Protestors marched in their thousands on Wednesday of last week to oppose cuts to health services in Worthing, Sussex, and the surrounding area.
The planned cuts are part of a wider national picture. Trusts across the country are facing growing deficits as money pours out of the NHS into the hands of privateers who are profiting from health care.
In Sussex, where the crisis is particularly acute, the strategic health authority is threatening to close Worthing and Southlands hospitals. Up to 10,000 marched from two ends of Worthing to protest against these attacks.
Hospital users from across Worthing, Lancing, Shoreham and surrounding areas were joined by large contingents of hospital and health workers - many marching behind Unison and GMB union banners.
Worthing Keep Our NHS Public supporters handed out several thousand leaflets, kindly printed by the local GMB branch, putting our case for an NHS in public hands.
The demonstration, one of the biggest in the town’s history, converged on the Pavilion Theatre for a public meeting, with the Steyne park acting as an overspill for the thousands who couldn’t squeeze into the theatre.
The public meeting was a wonderfully angry and rowdy affair.
It was addressed by strategic health authority chief executive Candy Morris and her sidekick Steve Phoenix, who repeatedly tried to justify service cuts, or even possible hospital closures, by waffling on about “moving care closer to the patient, even to their home”.
Morris, who earns a salary approaching £200,000, was heckled and booed throughout the meeting, and looked visibly shaken by the end.
Two local Tory MPs, Tim Loughton and Peter Bottomley, also spoke.
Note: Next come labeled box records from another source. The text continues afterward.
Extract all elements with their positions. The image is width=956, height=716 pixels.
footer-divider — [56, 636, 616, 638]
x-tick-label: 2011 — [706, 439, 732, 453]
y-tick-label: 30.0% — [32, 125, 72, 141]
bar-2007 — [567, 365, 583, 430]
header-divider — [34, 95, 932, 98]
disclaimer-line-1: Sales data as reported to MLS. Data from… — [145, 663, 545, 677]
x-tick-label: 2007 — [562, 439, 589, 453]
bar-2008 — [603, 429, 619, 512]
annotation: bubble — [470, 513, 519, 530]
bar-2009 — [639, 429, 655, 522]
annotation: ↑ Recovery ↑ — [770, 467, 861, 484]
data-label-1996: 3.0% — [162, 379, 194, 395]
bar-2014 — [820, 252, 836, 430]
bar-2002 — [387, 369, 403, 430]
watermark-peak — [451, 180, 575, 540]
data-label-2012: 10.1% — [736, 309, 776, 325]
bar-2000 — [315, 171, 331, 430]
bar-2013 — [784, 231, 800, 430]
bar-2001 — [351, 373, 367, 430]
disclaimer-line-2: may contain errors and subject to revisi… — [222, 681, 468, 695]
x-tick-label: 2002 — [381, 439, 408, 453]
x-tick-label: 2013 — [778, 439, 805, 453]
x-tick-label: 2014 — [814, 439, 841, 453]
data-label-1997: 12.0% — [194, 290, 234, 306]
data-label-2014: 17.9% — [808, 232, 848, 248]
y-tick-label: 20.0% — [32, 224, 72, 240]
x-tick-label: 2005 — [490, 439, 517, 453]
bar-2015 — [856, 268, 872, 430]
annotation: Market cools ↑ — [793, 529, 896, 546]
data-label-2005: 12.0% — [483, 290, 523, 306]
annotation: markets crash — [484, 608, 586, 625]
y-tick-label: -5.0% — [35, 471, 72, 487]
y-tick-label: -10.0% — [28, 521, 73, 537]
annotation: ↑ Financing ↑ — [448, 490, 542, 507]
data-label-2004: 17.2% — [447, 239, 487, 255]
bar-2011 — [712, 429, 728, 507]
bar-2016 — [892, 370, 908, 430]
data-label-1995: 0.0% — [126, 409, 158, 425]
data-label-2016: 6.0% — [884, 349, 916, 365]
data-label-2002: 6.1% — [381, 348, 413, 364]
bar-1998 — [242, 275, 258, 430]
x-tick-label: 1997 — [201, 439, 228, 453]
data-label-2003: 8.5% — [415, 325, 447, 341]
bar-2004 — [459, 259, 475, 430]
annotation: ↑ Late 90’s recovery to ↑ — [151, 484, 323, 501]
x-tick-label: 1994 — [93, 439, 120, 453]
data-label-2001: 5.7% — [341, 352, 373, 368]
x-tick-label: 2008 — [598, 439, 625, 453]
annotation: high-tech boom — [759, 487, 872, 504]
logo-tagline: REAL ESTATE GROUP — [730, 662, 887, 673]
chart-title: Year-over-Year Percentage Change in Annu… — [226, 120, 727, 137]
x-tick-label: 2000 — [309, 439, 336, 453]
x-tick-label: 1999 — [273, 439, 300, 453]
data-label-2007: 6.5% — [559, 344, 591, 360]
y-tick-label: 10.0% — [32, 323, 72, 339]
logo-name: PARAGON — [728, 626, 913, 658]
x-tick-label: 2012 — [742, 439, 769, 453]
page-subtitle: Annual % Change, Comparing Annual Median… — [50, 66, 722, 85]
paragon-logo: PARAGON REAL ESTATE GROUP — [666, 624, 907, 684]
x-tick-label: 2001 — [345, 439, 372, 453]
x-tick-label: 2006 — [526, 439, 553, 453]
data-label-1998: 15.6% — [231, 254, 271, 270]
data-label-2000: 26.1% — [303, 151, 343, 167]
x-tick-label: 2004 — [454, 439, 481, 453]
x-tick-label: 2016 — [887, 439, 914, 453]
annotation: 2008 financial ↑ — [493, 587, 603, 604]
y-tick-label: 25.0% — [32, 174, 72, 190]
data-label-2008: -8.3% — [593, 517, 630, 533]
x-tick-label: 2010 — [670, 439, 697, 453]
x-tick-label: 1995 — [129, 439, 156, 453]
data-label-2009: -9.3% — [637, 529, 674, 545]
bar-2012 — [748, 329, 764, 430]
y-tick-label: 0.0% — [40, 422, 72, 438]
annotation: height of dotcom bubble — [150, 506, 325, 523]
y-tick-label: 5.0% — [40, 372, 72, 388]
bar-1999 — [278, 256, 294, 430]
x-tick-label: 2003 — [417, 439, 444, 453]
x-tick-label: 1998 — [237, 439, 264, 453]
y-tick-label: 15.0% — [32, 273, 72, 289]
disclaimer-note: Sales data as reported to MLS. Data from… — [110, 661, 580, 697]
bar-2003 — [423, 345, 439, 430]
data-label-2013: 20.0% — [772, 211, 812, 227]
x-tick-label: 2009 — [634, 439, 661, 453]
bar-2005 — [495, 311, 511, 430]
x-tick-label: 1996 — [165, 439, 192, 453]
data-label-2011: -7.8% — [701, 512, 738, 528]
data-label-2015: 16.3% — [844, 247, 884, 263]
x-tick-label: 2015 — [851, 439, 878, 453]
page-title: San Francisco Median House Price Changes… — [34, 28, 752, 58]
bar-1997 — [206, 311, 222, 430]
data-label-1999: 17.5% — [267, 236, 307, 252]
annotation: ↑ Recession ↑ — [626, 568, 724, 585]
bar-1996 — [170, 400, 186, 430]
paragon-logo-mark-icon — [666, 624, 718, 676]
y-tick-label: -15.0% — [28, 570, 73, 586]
The MPs have played a role in the local campaign, although many activists still remember the terrible damage done to the NHS by the Tories.
Worthing Keep Our NHS Public is arguing that the campaign must represent hospital workers and patients who came out in such force yesterday. It needs to be an open and accountable campaign.
We must keep up the pressure by organising more protests and meetings.